Plaintiffs brought the instant suit knowing that they would have to participate in discovery and come back to Georgia to engage in discovery. While the Court recognizes that the Plaintiffs are essentially indigent, they are still bound by the rules and case law that govern the practice and procedure in the federal courts. Plaintiffs have an affirmative obligation under the rules to participate in discovery and not delay discovery. Even so, given the circumstance involved, it is not unwarranted that occasionally a named Plaintiff in this type of case would have trouble timely appearing at depositions. However, it is not unreasonable, especially given the circumstances, for Plaintiffs to pay the costs associated with the noticed and scheduled deposition. Accordingly, Defendants' motion to dismiss for failure to engage in discovery (Doc. No. 78) is DENIED. Plaintiffs are reminded of their obligation to appear at properly noticed, or agreed upon, future depositions.

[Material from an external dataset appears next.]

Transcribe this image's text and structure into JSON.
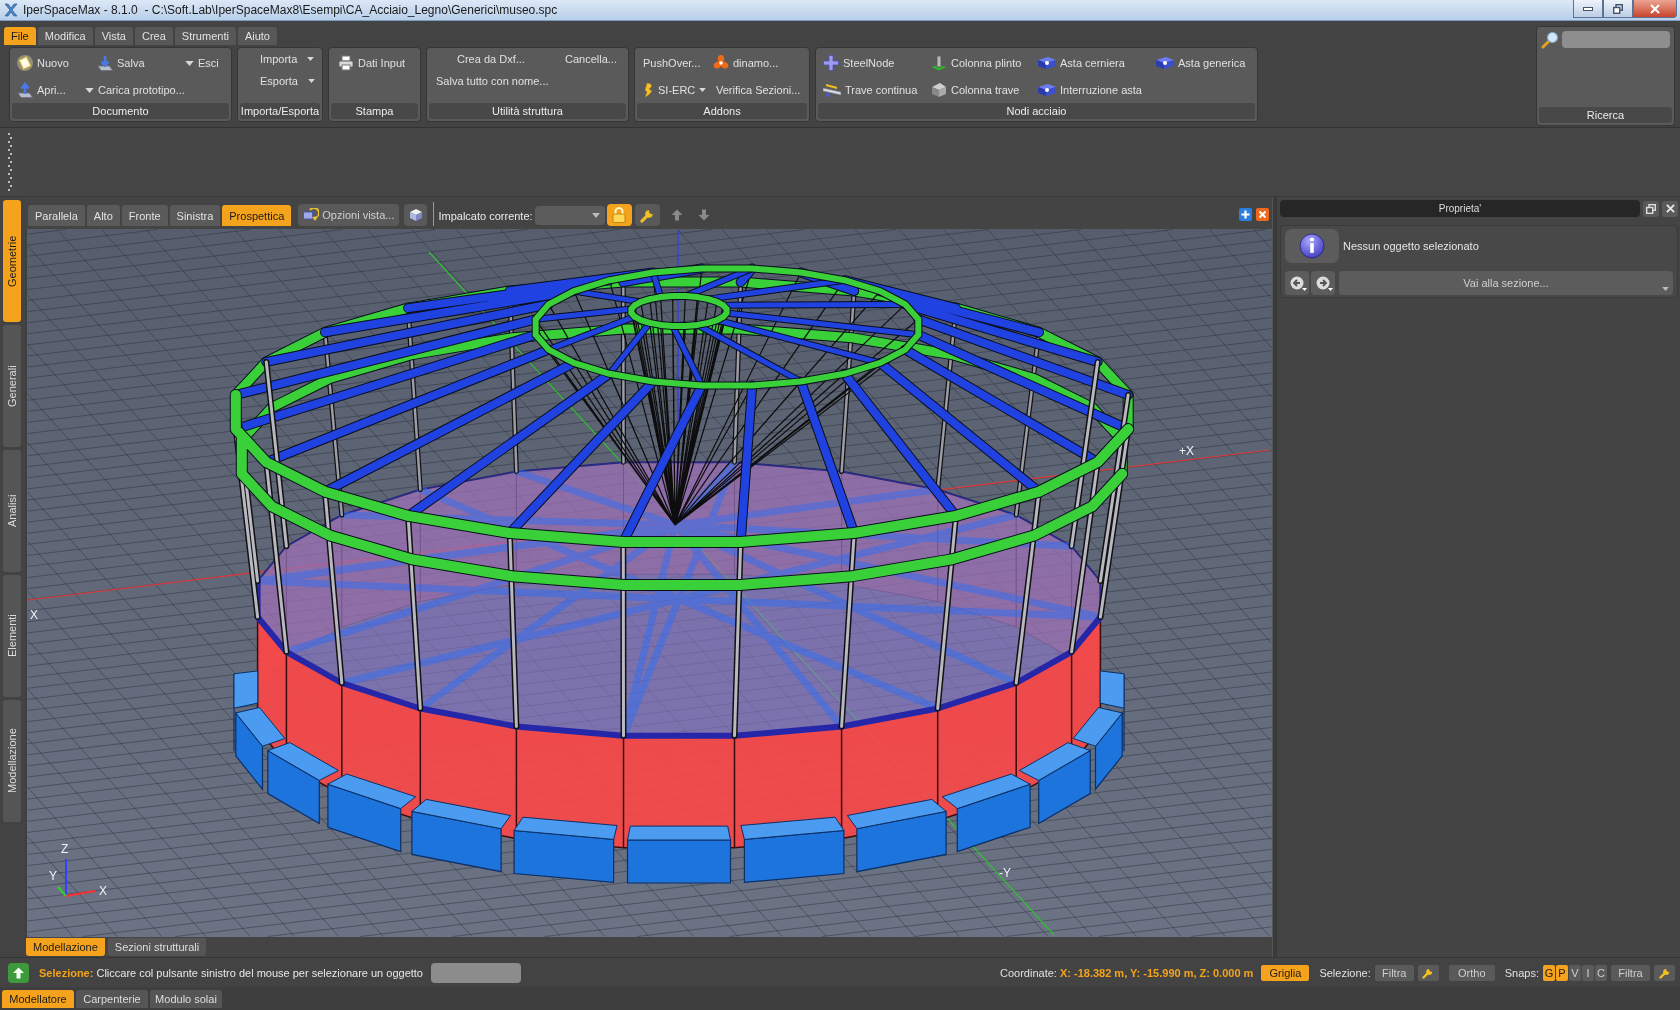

The Court is more concerned with the allegations made by Defendants that few, if any, of the named Plaintiffs have appeared for deposition or that Plaintiffs have provided little or no specific discovery related to their claims.
As this order makes clear, the scope of Plaintiffs claims have been substantially narrowed. Consequently, the extent and nature of the pending discovery disputes should also be narrowed. Accordingly, the parties are ordered to confer within 5 days and submit a joint written statement, not exceeding 2 pages, concerning which pending discovery motions are rendered moot, withdrawn or narrowed as a result of this order. Said statement should be filed no later than Thursday, March 13, 2008. SO ORDERED.